To the extent that bureaucrats are overinvested in the idea of being in charge, they will be uncomfortable with the concept of shared governance and will insist on controlling both the decision-making process and the result. They will avoid opening up decision making to a wide constituency because they will always assume that they know best and that the faculty has a skewed sense of the issues. Their administration is likely to be characterized by Star Chamber secrecy, not openness and transparency.
In contrast, true academic leaders are all about change. They want to lead their departments and colleges to new levels of prominence. They want their programs to be among the best of their kind. They are not content with simply "being" in a position.
Academic leaders understand that it is imperative to involve different groups of people in deliberations over important decisions. Good leaders are not preoccupied with being in charge or being the boss but with leading their program toward a particular goal.
A common trait distinguishing those two administrative types is that genuine leaders tend to surround themselves with the best talent available. They seek out the most capable specialists as staff members and supervisors. Genuine leaders often will appoint someone with substantially more knowledge and experience than they possess.
Bureaucrats, in contrast, often feel threatened by especially capable colleagues, interpreting the presence of such individuals as somehow diminishing their authority or ability to be in charge. I know a business dean who, in the space of three years, replaced all five of his department chairs. I was stunned when he told me, "I want them all to know who's boss. They owe me, and they know it."
Such an unabashed admission is shocking because it reveals that the dean's highest priority is not his college but a selfish preoccupation with gaining and maintaining his power.
Because bureaucrats are not motivated to effect change, their default position is to block or deny most requests from those below them. Their constant refrain is "No, we can't do that." Or "There's not enough money for us to take on that project." Or (my favorite) "We've never done it that way before."
The effect of that default position is to stifle innovation and progress. It is easier to say no and be done with a situation than to engage in the kind of creative problem solving that might lead to a workable solution.
The default position of true leaders, however, is to keep an open mind to new and innovative ideas. Their refrain is likely to be "Well, let's explore how we might make that happen." They encourage people to be imaginative and to experiment with more effective and efficient ways to do business.
The disadvantage to being an academic leader as opposed to a bureaucrat is that you always run the risk of making your constituents unhappy with the changes you hope to bring about. Change is unsettling to many people because it means disrupting comfortable norms.
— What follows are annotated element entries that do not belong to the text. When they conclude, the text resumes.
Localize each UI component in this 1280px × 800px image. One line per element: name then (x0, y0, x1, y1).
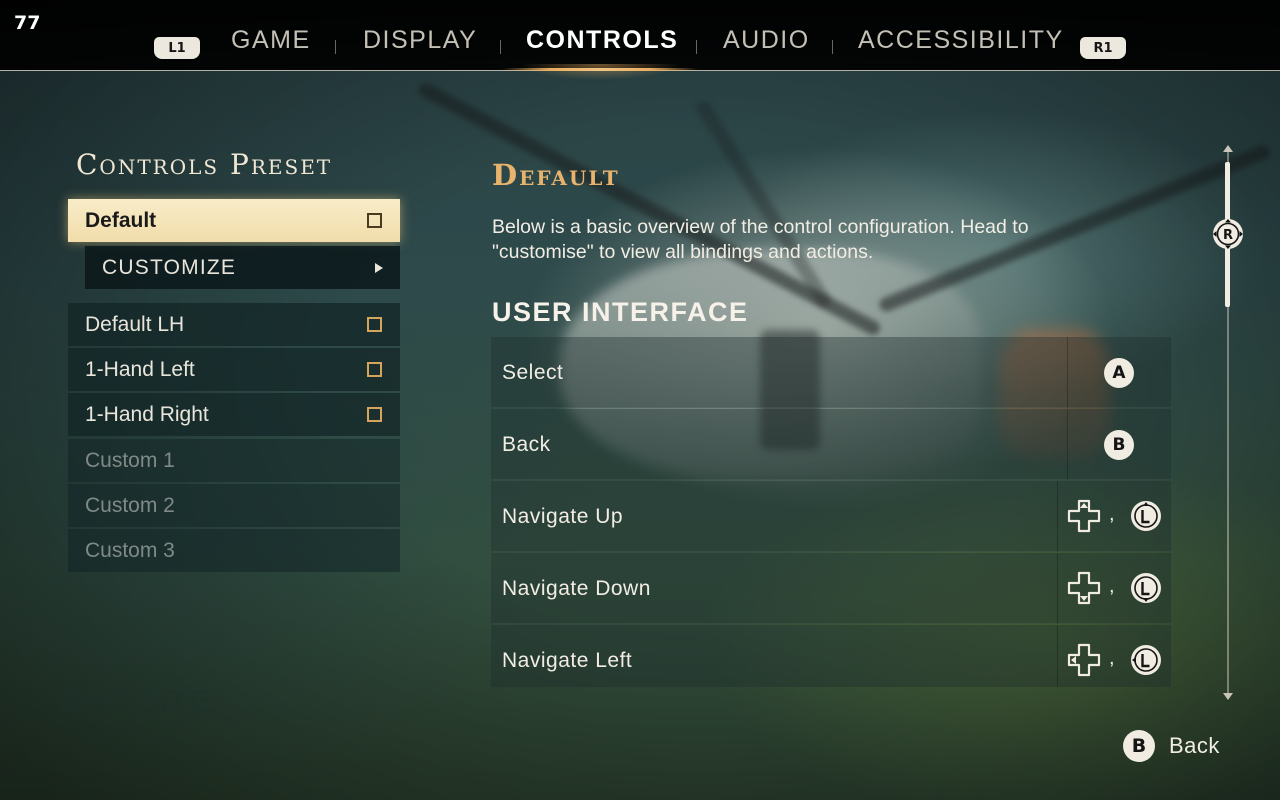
preset-item-custom-2[interactable]: Custom 2 (68, 484, 400, 527)
tab-divider (696, 40, 697, 54)
binding-row-select[interactable]: Select A (491, 337, 1171, 408)
tab-accessibility[interactable]: ACCESSIBILITY (858, 26, 1064, 55)
preset-item-label: Custom 1 (85, 448, 175, 472)
binding-row-back[interactable]: Back B (491, 409, 1171, 480)
active-tab-underline (502, 68, 698, 71)
tab-divider (500, 40, 501, 54)
binding-separator: , (1109, 575, 1115, 597)
chevron-right-icon (375, 262, 383, 273)
dpad-down-icon (1067, 571, 1101, 605)
binding-action-label: Navigate Left (502, 649, 633, 672)
preset-description: Below is a basic overview of the control… (492, 216, 1029, 263)
preset-item-label: 1-Hand Left (85, 357, 195, 381)
preset-item-custom-1[interactable]: Custom 1 (68, 439, 400, 482)
binding-separator: , (1109, 503, 1115, 525)
customize-label: CUSTOMIZE (102, 255, 237, 279)
preset-item-default-lh[interactable]: Default LH (68, 303, 400, 346)
left-stick-up-icon (1131, 501, 1161, 531)
preset-item-label: Default LH (85, 312, 185, 336)
checkbox-icon (367, 317, 382, 332)
right-stick-label: R (1223, 228, 1233, 243)
binding-action-label: Select (502, 361, 564, 384)
scroll-down-arrow-icon[interactable] (1223, 693, 1233, 700)
fps-counter: 77 (14, 12, 41, 34)
preset-item-label: Default (85, 208, 157, 232)
preset-item-custom-3[interactable]: Custom 3 (68, 529, 400, 572)
binding-separator: , (1109, 647, 1115, 669)
dpad-up-icon (1067, 499, 1101, 533)
left-stick-down-icon (1131, 573, 1161, 603)
checkbox-icon (367, 362, 382, 377)
left-stick-left-icon (1131, 645, 1161, 675)
binding-table: Select A Back B Navigate Up , Navigate D… (491, 337, 1171, 687)
user-interface-heading: USER INTERFACE (492, 297, 749, 327)
b-button-icon: B (1104, 430, 1134, 460)
customize-button[interactable]: CUSTOMIZE (85, 246, 400, 289)
preset-item-1-hand-right[interactable]: 1-Hand Right (68, 393, 400, 436)
checkbox-icon (367, 407, 382, 422)
tab-divider (335, 40, 336, 54)
binding-action-label: Navigate Down (502, 577, 651, 600)
controls-preset-title: Controls Preset (76, 148, 333, 181)
binding-divider (1057, 553, 1058, 624)
r1-bumper-icon[interactable]: R1 (1080, 37, 1126, 59)
tab-game[interactable]: GAME (231, 26, 311, 55)
binding-divider (1057, 625, 1058, 687)
preset-item-label: Custom 3 (85, 538, 175, 562)
tab-controls[interactable]: CONTROLS (526, 26, 678, 55)
preset-item-label: Custom 2 (85, 493, 175, 517)
active-tab-glow (520, 64, 680, 80)
preset-item-1-hand-left[interactable]: 1-Hand Left (68, 348, 400, 391)
b-button-icon: B (1123, 730, 1155, 762)
back-label: Back (1169, 733, 1220, 758)
binding-action-label: Navigate Up (502, 505, 624, 528)
a-button-icon: A (1104, 358, 1134, 388)
watermark: RPG SITE (62, 685, 211, 718)
tab-divider (832, 40, 833, 54)
checkbox-icon (367, 213, 382, 228)
preset-item-label: 1-Hand Right (85, 402, 209, 426)
binding-action-label: Back (502, 433, 551, 456)
binding-row-navigate-down[interactable]: Navigate Down , (491, 553, 1171, 624)
dpad-left-icon (1067, 643, 1101, 677)
tab-display[interactable]: DISPLAY (363, 26, 477, 55)
preset-detail-heading: Default (492, 158, 620, 192)
binding-divider (1057, 481, 1058, 552)
right-stick-icon: R (1213, 219, 1243, 249)
l1-bumper-icon[interactable]: L1 (154, 37, 200, 59)
tab-audio[interactable]: AUDIO (723, 26, 810, 55)
preset-item-default[interactable]: Default (68, 199, 400, 242)
binding-row-navigate-up[interactable]: Navigate Up , (491, 481, 1171, 552)
settings-tab-bar: 77 L1 GAME DISPLAY CONTROLS AUDIO ACCESS… (0, 0, 1280, 80)
binding-row-navigate-left[interactable]: Navigate Left , (491, 625, 1171, 687)
binding-divider (1067, 337, 1068, 408)
back-button[interactable]: B Back (1123, 730, 1220, 762)
binding-divider (1067, 409, 1068, 480)
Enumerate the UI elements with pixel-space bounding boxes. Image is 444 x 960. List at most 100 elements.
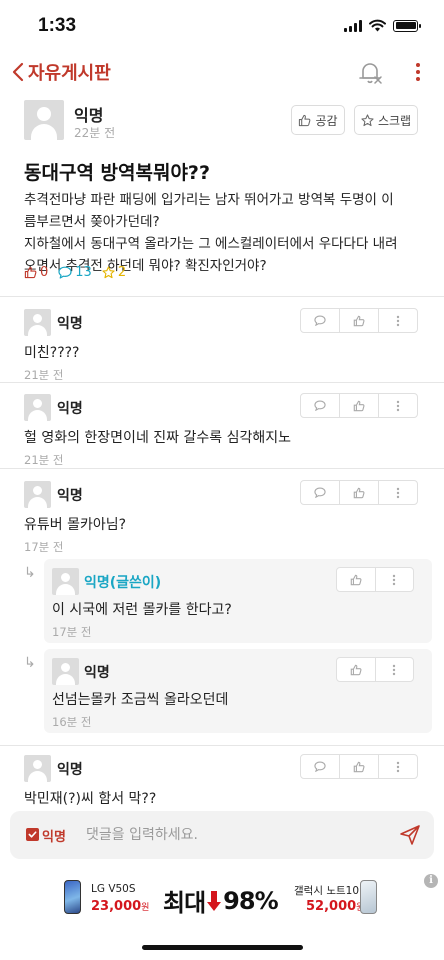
comment-author: 익명 (57, 762, 83, 778)
post-body-line: 추격전마냥 파란 패딩에 입가리는 남자 뛰어가고 방역복 두명이 이 (24, 192, 394, 208)
chat-bubble-icon (314, 487, 326, 498)
comment-actions (336, 567, 414, 592)
status-bar: 1:33 (0, 0, 444, 56)
comment-actions (300, 480, 418, 505)
chat-bubble-icon (314, 400, 326, 411)
ad-product-name: 갤럭시 노트10 (294, 885, 359, 897)
reply-arrow-icon: ↳ (24, 655, 36, 671)
back-chevron-icon (12, 62, 24, 82)
comment-like-button[interactable] (339, 755, 378, 778)
ad-product-name: LG V50S (91, 883, 136, 895)
post-body-line: 름부르면서 쫒아가던데? (24, 214, 160, 230)
reply-button[interactable] (301, 481, 339, 504)
avatar (24, 394, 51, 421)
reply-button[interactable] (301, 394, 339, 417)
more-vertical-icon (396, 761, 400, 772)
ad-banner[interactable]: i LG V50S 23,000원 최대 98% 갤럭시 노트10 52,000… (0, 866, 444, 928)
comment-author: 익명 (84, 665, 110, 681)
send-icon[interactable] (398, 823, 422, 847)
comment-author: 익명 (57, 401, 83, 417)
comment-author: 익명 (57, 488, 83, 504)
comment-item: 익명 미친???? 21분 전 (0, 308, 444, 382)
avatar (52, 658, 79, 685)
thumbs-up-icon (24, 266, 37, 279)
reply-box: 익명(글쓴이) 이 시국에 저런 몰카를 한다고? 17분 전 (44, 559, 432, 643)
comment-text: 유튜버 몰카아님? (24, 517, 127, 533)
more-vertical-icon (396, 487, 400, 498)
comment-author: 익명(글쓴이) (84, 575, 162, 591)
comment-more-button[interactable] (374, 658, 414, 681)
comment-time: 16분 전 (52, 715, 92, 729)
ad-info-icon[interactable]: i (424, 874, 438, 888)
avatar (52, 568, 79, 595)
avatar (24, 481, 51, 508)
thumbs-up-icon (353, 487, 365, 498)
thumbs-up-icon (350, 574, 362, 585)
divider (0, 468, 444, 469)
comment-text: 박민재(?)씨 함서 막?? (24, 791, 157, 807)
comment-input[interactable] (86, 819, 386, 851)
like-count: 0 (24, 265, 48, 280)
thumbs-up-icon (299, 114, 311, 126)
comment-more-button[interactable] (378, 394, 417, 417)
like-button[interactable]: 공감 (291, 105, 345, 135)
ad-product-price: 52,000원 (306, 899, 364, 914)
comment-time: 21분 전 (24, 453, 64, 467)
chat-bubble-icon (314, 315, 326, 326)
comment-like-button[interactable] (339, 309, 378, 332)
comment-more-button[interactable] (378, 481, 417, 504)
thumbs-up-icon (353, 315, 365, 326)
post-title: 동대구역 방역복뭐야?? (24, 162, 210, 184)
comment-like-button[interactable] (337, 658, 375, 681)
more-vertical-icon (393, 664, 396, 675)
bell-off-icon[interactable] (356, 58, 384, 86)
comment-like-button[interactable] (339, 481, 378, 504)
scrap-button[interactable]: 스크랩 (354, 105, 418, 135)
phone-image (64, 880, 81, 914)
more-vertical-icon (396, 400, 400, 411)
comment-time: 21분 전 (24, 368, 64, 382)
reply-arrow-icon: ↳ (24, 565, 36, 581)
back-button[interactable]: 자유게시판 (12, 56, 111, 88)
board-title: 자유게시판 (28, 63, 111, 84)
status-icons (344, 19, 421, 32)
comment-more-button[interactable] (378, 755, 417, 778)
reply-button[interactable] (301, 309, 339, 332)
star-icon (102, 266, 115, 279)
comment-time: 17분 전 (24, 540, 64, 554)
post-stats: 0 13 2 (24, 265, 126, 280)
comment-like-button[interactable] (337, 568, 375, 591)
comment-time: 17분 전 (52, 625, 92, 639)
comment-count: 13 (58, 265, 92, 280)
comment-actions (336, 657, 414, 682)
comment-more-button[interactable] (374, 568, 414, 591)
home-indicator (142, 945, 303, 950)
post-author: 익명 (74, 106, 104, 125)
more-vertical-icon (396, 315, 400, 326)
post-body: 추격전마냥 파란 패딩에 입가리는 남자 뛰어가고 방역복 두명이 이 름부르면… (24, 189, 424, 277)
wifi-icon (369, 19, 386, 32)
check-icon (28, 831, 37, 838)
divider (0, 745, 444, 746)
divider (0, 382, 444, 383)
comment-actions (300, 308, 418, 333)
status-time: 1:33 (38, 15, 77, 36)
post-header: 익명 22분 전 공감 스크랩 (24, 100, 420, 146)
avatar (24, 309, 51, 336)
more-vertical-icon (393, 574, 396, 585)
ad-headline: 최대 98% (163, 886, 279, 918)
comment-actions (300, 754, 418, 779)
comment-like-button[interactable] (339, 394, 378, 417)
comment-actions (300, 393, 418, 418)
anonymous-label[interactable]: 익명 (42, 826, 66, 845)
thumbs-up-icon (353, 761, 365, 772)
comment-input-bar: 익명 (10, 811, 434, 859)
nav-bar: 자유게시판 (0, 56, 444, 88)
comment-more-button[interactable] (378, 309, 417, 332)
scrap-label: 스크랩 (377, 113, 412, 128)
reply-button[interactable] (301, 755, 339, 778)
more-vertical-icon[interactable] (410, 60, 426, 84)
comment-author: 익명 (57, 316, 83, 332)
comment-text: 이 시국에 저런 몰카를 한다고? (52, 602, 232, 618)
anonymous-checkbox[interactable] (26, 828, 39, 841)
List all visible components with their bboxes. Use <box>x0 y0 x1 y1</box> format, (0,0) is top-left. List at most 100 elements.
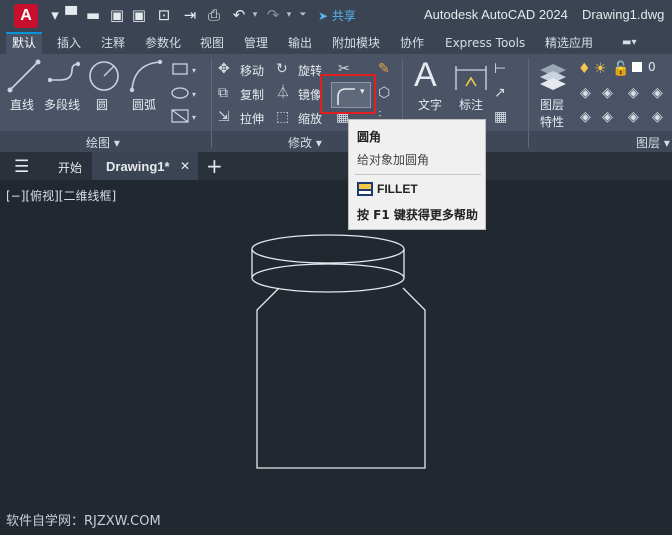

So, if your primary concern is simply to stay in office, to appear to be a leader rather than to actually be one, then avoid change at all costs; don't rock the boat.
Obviously, those two portraits are caricatures. Complex management styles cannot easily be reduced to a neat opposition. Yet placing those two exaggerated types in relief is instructive because it sheds light on some important principles of academic administration. And even though I relied on exaggeration to make my point, the fact is that administrators fitting those descriptions do indeed exist. We have all known and perhaps worked with both.
The point is that when we take on administrative responsibilities we also face choices as to what kind of manager we will become. Will we choose to be someone who simply wishes to be in charge, who is suspicious of open decision making, who feels threatened by capable colleagues, and whose default position is to block most requests?
Or will we choose to be someone who attempts to effect productive change, who involves all stakeholders in important decision making, who seeks out the best talent available, and who keeps an open mind to new ideas?
The scene I mentioned from The Departed reminds me of a line from another movie that underscores my point nicely. In The American President, the lead character, played by Michael Douglas, has an epiphany: "I was so busy trying to keep my job that I forgot to do my job." How many academic administrators, I wonder, could say the same thing?